On a typical day at Nasser Hospital in southern Gaza, Victoria Rose, a British surgeon, would wake up before dawn.
“Because the bombing would start at four,” she said, now back in London, having just wrapped up her third humanitarian mission to Gaza since Israel’s war began in October 2023.Over almost four weeks in May, she usually operated on 12 or 13 patients per 14-hour shift, unless there was a mass casualty incident overnight, meaning even longer shifts and more patients.
By comparison, in London hospitals, she treats a maximum of three patients per day.
“It’s operating nonstop in Gaza,” she said.
Recalling some of her many patients, she treated 11-year-old Adam al-Najjar, the sole surviving child of Dr Alaa al-Najjar, whose nine other children and husband, Hamdi, also a doctor, were killed in an attack in Khan Younis last month.She vividly remembers two brothers with lower limb injuries, Yakoob and Mohammed, who were the sole survivors of their family, and an eight-year-old girl named Aziza who was orphaned.“She had a burn on her face and her shoulder, and somebody found her walking the streets and brought her in,” said Rose, who specialises in plastic and reconstructive surgery.
Rose and a team of medics also worked tirelessly to save the leg of a seven-year-old girl who, after an explosion, “was missing her knee … it was like looking at the back of her leg without the bone in”.
Having cleaned the area, removed dead skin and muscle, and dressed the wound, the girl returned three more times for further treatment, but ultimately, her limb was amputated.Al Jazeera spoke with Dr Rose about the growing intensity of Israeli bombardment, the impact of malnutrition which has been exacerbated by a three-month aid blockade, deaths and gunshot wounds she saw among those who desperately tried to get rations via a new mechanism backed by the United States and Israel, and her sense of frustration that as the death toll rises and the scale of injuries is well documented, disbelief in Palestinian suffering prevails.
Al Jazeera: How did you feel entering Gaza this time around?
Victoria Rose: Definitely once we got in, the bombing was far worse than it’s ever been, and it was far, far louder, closer, more constant than it’s ever been. The drones – it was as if they were on me. They were constantly there and really loud to the point that it was difficult to have a conversation if you were outside.

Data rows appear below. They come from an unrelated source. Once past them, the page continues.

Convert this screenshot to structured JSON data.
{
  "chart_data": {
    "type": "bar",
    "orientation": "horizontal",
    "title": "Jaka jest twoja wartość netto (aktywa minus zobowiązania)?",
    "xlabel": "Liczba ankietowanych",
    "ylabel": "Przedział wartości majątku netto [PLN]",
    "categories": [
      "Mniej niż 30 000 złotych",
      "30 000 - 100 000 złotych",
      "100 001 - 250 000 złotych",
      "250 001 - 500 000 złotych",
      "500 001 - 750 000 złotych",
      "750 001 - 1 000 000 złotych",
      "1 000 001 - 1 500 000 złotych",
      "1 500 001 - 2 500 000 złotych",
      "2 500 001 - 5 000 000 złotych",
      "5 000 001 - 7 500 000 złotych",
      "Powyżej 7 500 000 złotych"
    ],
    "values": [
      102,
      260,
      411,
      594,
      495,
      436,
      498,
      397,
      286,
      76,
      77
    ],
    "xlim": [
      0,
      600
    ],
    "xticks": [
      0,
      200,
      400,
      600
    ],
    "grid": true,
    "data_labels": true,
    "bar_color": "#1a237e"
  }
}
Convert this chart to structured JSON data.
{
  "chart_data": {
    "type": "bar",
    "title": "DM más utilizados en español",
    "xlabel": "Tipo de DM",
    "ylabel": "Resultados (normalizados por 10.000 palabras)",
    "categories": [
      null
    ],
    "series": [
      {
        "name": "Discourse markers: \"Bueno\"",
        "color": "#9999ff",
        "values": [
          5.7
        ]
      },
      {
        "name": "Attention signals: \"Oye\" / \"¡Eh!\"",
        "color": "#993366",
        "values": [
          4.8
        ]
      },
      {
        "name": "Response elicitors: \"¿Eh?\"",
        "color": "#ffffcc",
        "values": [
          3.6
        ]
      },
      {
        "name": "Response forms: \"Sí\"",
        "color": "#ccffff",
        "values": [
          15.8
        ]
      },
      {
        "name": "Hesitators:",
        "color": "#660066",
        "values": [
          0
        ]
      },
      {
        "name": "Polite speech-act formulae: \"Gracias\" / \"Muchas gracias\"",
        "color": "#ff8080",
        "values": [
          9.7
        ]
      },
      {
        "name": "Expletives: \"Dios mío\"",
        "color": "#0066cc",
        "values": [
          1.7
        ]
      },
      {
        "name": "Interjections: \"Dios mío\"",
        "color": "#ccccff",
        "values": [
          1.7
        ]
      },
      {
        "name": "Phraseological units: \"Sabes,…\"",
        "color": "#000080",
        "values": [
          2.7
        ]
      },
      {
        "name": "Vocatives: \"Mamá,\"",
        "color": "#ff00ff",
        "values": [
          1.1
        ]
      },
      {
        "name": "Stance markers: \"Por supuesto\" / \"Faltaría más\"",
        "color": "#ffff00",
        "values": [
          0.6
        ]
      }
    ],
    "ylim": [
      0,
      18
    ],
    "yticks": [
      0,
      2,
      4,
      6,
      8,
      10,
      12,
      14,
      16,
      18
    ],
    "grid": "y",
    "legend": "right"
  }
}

Al Jazeera: What do the types of injuries you saw reveal about the current intensity of the bombing?
Rose: This time, the injuries seemed to be from the heart of an explosion. People had been blown up, and bits of them had been blown off.
Last summer, it was far more shrapnel wounds – a bomb had gone off in the vicinity, and something had been whipped up and then it ejected at them in a missile-type fashion and hit them and done some damage to their bodies. Much more survivable, reconstructable-type injuries, whereas these appeared to be far more direct hits on people.